In college, when the boy next door told me he had a crush on me, I thought he was joking, and I told him so. And then, poor guy, when he shook his head and indicated that he was serious, I retorted, “And how long have you been having this problem?”
Since then I like to think that I’ve come a long way in the direction of being more skilled at accepting positive feedback to my existence in the world. But there is one thing that until recently still made me cringe internally: people telling me that they found my voice to be soothing.
I would smile and say, “Thank you,” (see how much better I’ve gotten) but on the inside my response was more like this:
“Yuck! You clearly don’t understand what my voice is all about. I’m about waking people up. I’m about raising a ruckus. I’m about getting people empowered and enraged and ready to rumble. I’m about making people ponder their innermost assumptions. My songs are clever and intellectually stimulating and sophisticated and if you think they are ‘soothing’ then clearly you just don’t get it. I mean, soothing? Soothing is numbing, escapist, milquetoast. It’s deadening and suppressing and definitely neither intellectual nor stimulating.
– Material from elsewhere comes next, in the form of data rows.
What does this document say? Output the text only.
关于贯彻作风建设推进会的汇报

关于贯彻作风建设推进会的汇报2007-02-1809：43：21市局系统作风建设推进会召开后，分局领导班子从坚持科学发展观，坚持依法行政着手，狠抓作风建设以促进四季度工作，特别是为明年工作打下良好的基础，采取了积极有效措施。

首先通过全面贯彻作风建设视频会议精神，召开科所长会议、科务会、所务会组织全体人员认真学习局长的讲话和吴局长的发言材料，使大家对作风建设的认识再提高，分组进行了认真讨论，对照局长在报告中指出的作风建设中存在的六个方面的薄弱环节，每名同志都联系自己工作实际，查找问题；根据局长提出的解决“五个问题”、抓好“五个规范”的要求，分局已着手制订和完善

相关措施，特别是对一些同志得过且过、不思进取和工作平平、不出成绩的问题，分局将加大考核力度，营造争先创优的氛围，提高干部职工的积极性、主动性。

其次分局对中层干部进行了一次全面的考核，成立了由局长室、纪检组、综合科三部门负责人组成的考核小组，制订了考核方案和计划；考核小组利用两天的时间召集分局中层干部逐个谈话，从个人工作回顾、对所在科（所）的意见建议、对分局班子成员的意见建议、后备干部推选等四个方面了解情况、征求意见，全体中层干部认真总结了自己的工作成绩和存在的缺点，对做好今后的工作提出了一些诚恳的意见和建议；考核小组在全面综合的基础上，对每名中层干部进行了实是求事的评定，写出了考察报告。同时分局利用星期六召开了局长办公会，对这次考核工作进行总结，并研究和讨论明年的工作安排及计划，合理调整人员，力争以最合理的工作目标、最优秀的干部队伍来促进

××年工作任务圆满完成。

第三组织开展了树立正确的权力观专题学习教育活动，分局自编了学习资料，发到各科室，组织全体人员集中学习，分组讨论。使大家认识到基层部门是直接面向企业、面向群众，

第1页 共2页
You think my voice is ‘soothing?!?’ Well, frankly, that makes me think less of you.”
And then, when I was finishing up my last studio album and amped up on creative juices and curious about what might be next for me and my music, I kept having people suggest that my next album should be an album of lullabies, because, y’know the whole soothing thing.
And I decided that maybe it was time to take this input as a genuine compliment.
Don’t get me wrong. I’m not saying that you should trust others’ judgments of you and your specific talents, strengths, or weaknesses more than your own assessments. But if people keep giving you the same feedback over the course of years and years, it might be time to at least explore the possibility that there is something to it. And this is even more true when what the people are telling you is that they want MORE of this quality they experience in you.
I think some of my openness to this idea of my voice as soothing might also have something to do with the fact that I was starting to think more about good sources of soothing in my own life. And I began to realize that the things that truly soothe me — walking in nature, hugs from my hubby, swimming, knitting, and yes, singing to myself — are not escapist or numbing or any of the other negative things I assumed were contained in the very idea of soothing.
True soothing allows me to be more, not less, awake to the present moment — more willing to be in the world as it is.
Once I opened up to the idea that soothing could in fact be something that I had to offer the world, I felt that I had found a deep and untapped well of vitality in my singing and songwriting.
It feels like such a blessing that so many people over so many years saw (and heard) in me what I was not yet ready to accept in myself — as if they kept this wonderful potential alive until I was ready to embrace it.
And now the soothing songs just keep pouring out.